Я плачу от избытка счастья,
От благодарности судьбе –
Ведь столько силы, правды,
страсти
Открыла я теперь в себе:
В твоих объятьях я нежнее
Новорожденного птенца,
В борьбе с неправдой
я смелее
Орла – крылатого бойца!..
Так не гляди в лицо тревожно
И слез моих не вытирай –
Храни молчанье, если
можно,
Мне тихо выплакаться дай.
Поверь, еще счастливей
буду,
Еще чудесней станет нам, –
Молись же, как святому чуду,
Моим заплаканным глазам!
Водопад
Теснина камениста и узка,
И, встав к скале, слежу
я молчаливо,
Как, водопадом становясь,
река
Вниз головой кидается
с обрыва.
И кажется на искорки она,
Она меня на капли раздробила.
И в каждой искорке
заключена
Кипучая, живительная
сила.
Она кропит деревья и цветы,
Узорочье спасает расписное,
Что сникло от недвижной
духоты
И тяжкого полуденного зноя.
И, щедро зелень напоив,
в реку
По каплям собираюсь
в дымке синей
И вдоль скалистых
берегов теку
Спокойно и неспешно
по теснине.
И возрождаю исподволь запас
Растраченной энергии,
чтоб снова
На брызги разлететься
в добрый час,
С обрыва опрокинувшись
крутого.
Грусть
Фиалка к солнцу, как стрела,
Среди камней пробилась смело.
И тучка, как ягненок белый,
На плечи тихо мне легла.
Стою на круче,
И в молчанье Земля
на перевале дня
Глядит холодными очами
Аульских кладбищ на меня.
И грустно мне…
О, век мой жалкий! Когда
в могилу я сойду,
Неужто и тогда фиалки
Расцветят горную гряду,
И тучки будут до заката
Пастись, как белые ягнята…
Трубка
В моей душе, встревоженной
как будто
Перед полетом, затаился страх,
Когда я делала свой первый шаг
По этой тропке, восходящей
круто
К уступам скал.

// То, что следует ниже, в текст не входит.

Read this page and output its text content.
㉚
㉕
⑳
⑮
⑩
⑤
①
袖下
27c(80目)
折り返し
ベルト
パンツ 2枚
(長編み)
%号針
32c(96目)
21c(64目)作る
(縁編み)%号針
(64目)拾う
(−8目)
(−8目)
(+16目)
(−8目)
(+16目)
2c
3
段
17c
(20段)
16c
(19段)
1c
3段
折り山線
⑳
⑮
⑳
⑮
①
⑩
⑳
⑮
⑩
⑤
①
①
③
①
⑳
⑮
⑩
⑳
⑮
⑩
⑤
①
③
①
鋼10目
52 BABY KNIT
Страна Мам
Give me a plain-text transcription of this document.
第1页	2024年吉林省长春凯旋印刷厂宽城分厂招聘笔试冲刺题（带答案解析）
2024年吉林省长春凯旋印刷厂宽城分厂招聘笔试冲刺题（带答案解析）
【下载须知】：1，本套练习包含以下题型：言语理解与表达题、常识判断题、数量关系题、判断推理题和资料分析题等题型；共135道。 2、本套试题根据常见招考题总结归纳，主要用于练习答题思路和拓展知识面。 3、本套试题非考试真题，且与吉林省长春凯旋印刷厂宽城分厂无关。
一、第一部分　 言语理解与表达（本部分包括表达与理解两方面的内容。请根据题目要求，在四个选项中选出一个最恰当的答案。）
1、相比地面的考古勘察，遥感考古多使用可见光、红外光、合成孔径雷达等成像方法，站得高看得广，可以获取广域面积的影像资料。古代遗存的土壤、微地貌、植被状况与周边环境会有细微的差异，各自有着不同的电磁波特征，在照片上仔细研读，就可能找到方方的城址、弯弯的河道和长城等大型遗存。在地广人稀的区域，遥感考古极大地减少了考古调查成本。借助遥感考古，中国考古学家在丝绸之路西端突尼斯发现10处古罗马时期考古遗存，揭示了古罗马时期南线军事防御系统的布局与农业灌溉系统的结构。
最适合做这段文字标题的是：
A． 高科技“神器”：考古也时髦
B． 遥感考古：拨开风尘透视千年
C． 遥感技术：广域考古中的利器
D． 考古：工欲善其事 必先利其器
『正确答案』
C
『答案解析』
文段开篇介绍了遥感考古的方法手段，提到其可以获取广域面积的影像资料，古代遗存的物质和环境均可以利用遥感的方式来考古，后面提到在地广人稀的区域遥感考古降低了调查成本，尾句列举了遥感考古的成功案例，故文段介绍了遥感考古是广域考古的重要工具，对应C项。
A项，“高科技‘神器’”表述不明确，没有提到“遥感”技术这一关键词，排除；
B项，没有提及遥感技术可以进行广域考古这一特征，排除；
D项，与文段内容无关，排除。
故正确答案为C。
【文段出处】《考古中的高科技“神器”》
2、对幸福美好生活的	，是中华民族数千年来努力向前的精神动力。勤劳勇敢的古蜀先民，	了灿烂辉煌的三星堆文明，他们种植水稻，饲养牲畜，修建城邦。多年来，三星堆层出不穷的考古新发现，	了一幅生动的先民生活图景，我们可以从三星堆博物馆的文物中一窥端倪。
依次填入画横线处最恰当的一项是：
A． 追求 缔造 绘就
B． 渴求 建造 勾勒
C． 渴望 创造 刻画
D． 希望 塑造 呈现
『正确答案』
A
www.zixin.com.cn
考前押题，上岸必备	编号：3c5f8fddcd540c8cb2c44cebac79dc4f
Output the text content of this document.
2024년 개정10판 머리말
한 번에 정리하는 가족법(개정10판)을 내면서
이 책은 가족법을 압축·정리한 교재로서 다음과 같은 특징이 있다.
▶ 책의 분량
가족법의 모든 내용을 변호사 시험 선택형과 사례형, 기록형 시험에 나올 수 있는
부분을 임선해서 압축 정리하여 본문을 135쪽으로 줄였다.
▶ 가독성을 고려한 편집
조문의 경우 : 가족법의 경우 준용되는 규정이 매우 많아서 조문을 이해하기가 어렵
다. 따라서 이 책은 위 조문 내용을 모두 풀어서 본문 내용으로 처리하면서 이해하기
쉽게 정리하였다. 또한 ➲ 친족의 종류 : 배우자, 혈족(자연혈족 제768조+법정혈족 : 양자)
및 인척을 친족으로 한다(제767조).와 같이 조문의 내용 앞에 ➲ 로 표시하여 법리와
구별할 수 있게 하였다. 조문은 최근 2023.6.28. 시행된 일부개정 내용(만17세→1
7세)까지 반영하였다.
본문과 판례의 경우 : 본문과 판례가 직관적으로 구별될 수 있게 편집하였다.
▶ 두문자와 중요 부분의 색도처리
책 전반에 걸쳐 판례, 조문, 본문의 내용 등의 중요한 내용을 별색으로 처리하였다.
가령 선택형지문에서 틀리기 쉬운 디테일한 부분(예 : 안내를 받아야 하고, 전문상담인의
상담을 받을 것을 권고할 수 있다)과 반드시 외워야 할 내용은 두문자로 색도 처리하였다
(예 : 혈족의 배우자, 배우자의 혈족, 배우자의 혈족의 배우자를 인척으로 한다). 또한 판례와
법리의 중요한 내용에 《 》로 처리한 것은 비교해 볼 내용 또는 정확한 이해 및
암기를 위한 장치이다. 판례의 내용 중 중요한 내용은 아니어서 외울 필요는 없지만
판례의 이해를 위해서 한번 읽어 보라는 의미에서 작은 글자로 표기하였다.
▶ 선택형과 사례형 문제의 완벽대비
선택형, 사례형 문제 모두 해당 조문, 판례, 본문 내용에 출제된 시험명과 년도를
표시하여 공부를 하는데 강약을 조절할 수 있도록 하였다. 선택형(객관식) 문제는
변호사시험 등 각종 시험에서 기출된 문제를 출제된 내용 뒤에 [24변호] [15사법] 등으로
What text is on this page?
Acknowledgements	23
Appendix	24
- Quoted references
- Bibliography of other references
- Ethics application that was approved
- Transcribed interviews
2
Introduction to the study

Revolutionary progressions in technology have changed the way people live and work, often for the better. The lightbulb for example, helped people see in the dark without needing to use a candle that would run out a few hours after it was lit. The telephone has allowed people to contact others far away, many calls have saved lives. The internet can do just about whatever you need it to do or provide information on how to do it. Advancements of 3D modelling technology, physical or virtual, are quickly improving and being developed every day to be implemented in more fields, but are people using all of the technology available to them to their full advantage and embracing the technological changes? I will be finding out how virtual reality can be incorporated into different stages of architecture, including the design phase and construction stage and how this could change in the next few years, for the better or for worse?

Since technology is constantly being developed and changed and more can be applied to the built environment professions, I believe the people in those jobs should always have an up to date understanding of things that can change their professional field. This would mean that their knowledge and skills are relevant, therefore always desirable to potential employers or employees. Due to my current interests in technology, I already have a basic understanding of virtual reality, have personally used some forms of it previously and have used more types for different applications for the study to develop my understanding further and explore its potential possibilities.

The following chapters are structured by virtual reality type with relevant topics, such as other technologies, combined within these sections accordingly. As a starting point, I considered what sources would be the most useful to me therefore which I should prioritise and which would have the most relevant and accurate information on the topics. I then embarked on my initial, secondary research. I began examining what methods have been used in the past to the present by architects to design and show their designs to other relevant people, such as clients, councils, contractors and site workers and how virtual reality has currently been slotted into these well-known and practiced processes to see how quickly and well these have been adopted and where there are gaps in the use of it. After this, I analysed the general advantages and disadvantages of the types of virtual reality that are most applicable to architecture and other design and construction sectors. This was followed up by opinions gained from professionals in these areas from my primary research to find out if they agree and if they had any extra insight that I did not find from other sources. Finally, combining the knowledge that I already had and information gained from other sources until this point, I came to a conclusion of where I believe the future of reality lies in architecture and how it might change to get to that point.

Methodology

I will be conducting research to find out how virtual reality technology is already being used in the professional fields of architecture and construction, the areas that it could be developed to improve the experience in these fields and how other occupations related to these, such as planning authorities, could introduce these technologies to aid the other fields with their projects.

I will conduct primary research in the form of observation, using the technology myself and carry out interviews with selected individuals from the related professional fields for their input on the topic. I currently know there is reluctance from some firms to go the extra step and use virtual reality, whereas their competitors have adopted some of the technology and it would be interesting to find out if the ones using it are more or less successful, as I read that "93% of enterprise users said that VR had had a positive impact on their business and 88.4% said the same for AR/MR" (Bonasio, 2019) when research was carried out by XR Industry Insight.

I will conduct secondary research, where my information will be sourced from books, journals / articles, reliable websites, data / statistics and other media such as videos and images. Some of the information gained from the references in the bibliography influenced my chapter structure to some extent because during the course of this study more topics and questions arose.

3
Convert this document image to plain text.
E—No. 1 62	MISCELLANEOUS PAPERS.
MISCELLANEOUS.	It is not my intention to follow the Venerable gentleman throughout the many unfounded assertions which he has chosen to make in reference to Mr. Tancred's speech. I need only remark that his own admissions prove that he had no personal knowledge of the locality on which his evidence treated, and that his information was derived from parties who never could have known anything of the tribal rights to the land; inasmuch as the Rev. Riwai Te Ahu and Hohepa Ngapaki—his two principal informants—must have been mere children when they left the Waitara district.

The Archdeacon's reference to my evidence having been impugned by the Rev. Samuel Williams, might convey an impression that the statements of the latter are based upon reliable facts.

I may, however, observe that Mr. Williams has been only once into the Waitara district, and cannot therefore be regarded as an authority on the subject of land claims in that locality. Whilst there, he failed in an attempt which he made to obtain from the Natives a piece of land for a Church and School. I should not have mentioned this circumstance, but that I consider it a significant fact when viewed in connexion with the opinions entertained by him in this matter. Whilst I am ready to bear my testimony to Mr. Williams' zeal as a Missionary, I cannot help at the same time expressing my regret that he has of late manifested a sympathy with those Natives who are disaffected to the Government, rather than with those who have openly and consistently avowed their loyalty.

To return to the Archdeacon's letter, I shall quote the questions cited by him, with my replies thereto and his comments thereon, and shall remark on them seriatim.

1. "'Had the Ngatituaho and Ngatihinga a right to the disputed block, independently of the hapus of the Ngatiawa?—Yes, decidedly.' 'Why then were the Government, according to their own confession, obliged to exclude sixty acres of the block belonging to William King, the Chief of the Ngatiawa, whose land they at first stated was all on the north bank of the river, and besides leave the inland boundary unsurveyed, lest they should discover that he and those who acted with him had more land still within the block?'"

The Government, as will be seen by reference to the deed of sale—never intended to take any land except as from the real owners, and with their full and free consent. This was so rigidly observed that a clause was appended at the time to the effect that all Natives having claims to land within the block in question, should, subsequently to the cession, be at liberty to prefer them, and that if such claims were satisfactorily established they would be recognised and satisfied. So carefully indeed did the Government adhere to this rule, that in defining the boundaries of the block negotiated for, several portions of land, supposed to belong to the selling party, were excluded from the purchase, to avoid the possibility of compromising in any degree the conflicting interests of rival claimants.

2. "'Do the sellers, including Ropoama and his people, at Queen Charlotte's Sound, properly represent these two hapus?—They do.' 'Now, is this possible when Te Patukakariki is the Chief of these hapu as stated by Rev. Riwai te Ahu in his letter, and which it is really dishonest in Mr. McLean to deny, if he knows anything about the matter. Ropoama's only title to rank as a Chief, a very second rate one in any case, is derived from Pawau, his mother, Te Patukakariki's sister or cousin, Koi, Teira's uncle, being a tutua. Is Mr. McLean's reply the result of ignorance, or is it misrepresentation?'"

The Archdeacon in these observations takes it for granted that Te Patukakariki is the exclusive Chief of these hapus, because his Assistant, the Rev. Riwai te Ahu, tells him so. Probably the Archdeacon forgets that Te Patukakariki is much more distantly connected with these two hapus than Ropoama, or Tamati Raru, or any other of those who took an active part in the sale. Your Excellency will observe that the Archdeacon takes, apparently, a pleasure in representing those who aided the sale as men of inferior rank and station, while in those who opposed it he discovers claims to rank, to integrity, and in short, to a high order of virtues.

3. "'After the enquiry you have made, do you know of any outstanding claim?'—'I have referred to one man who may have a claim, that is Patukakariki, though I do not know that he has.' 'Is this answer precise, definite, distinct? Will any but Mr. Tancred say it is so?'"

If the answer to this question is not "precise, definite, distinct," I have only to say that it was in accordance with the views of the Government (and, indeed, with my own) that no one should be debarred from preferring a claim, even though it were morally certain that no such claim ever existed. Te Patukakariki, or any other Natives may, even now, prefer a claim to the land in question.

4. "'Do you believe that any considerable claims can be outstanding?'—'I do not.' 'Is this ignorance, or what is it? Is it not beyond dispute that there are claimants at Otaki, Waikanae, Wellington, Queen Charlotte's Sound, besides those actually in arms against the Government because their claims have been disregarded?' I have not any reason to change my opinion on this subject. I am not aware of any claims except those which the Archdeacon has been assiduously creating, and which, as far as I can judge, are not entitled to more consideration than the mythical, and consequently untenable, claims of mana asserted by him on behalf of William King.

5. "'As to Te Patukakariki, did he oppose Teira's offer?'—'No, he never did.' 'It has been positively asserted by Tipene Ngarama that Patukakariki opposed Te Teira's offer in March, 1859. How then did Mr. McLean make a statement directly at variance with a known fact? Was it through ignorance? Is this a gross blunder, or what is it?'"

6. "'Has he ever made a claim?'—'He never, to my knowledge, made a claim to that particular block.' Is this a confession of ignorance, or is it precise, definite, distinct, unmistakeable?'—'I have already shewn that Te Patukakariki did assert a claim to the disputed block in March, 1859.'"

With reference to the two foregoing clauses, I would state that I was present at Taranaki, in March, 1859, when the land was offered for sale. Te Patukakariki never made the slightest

Туман на землю лег,
И что-то трепетное и живое,
Как от корней к ветвям
бегущий сок,
Меня горячей обдало волною.
Здесь поутру, как гибкая струна,
Одна, и тонкостанна, и грустна,
Еще моя прабабушка когда-то
Шла, думой невеселою объята.
В глазах стояли слезы и тоска, —
Так на заре, наверно,
красноперой
Печальна кобылица, у которой
Забрали жеребенка-сосунка.
Не так ли женская печаль-морока,
Среди камней укрытая до срока,
В былинке каждой, в трещинке
любой
Меня коснулась жаркою
волной?
И бабушка моя по тропке этой,
Крестом сложивши руки
за спиной
И голову пригнув, в лучах
рассвета
Брела, красе не радуясь земной.
Брела одна задумчиво и тихо,
Как обессиленная олениха,
Что ищет, сокрушаясь и грустя,
Бог весть куда пропавшее
дитя.
Не та ли грусть, укрытая
до срока
В листве росистой, тронула меня?
Шагаю я, вздыхая одиноко
И голову потерянно склоня.
Назад оглядываюсь и Аллаха
Молю о том, чтобы,
не зная страха,
Утрат не зная, грусти не тая,
Иной тропой шла внученька моя…
Заданная форма
Я заданную форму не приму,
Какою ни была бы форма эта:
Осточертели взору моему
Докучливые рамки трафарета.
От ранних лет такой металл
во мне,
Что может быть вполне
за чудо принят:
Он в жарком не расплавится
огне
И в полые изложницы
не хлынет.
Задаче многотрудной
я под стать,
Я точно каверзное уравненье,
Которому доселе подыскать
Никто не в силах верное
решенье.
Мой мир неописуемо велик,
Его шагами мерить
бесполезно:
В работе я — Вершины белый
пик,
В безделье я — Зияющая бездна.
Я — хлеб и соль на празднике
и рог
С хмельным вином,
Излишество и мера,
Летящий над лугами мотылек,
Перед броском застывшая
пантера.
Озорничать и хохотать до слез
Могу ребячьей прихоти
в угоду,
И быть степенной,
Как озерный плес
В безветренную, тихую
погоду.
Та дружба мне навечно
дорога,
Что больше по душе,
чем по рассудку,
И сильного хочу себе врага,
С которым драться надо
не на шутку.
Разлит во мне любви
тревожный свет:
Коснись меня рукою
на мгновенье,
И, как пандур, я зазвеню
в ответ
На это чуткое прикосновенье.
Я заданную форму не приму,
Какою ни была бы форма эта:
Осточертели взору моему
Докучливые рамки
трафарета.
А тот металл, что пламенем
своим
Расплавить не смогло бы
даже солнце,
По совести не чудом
неземным,
А мужеством бесхитростным
зовется.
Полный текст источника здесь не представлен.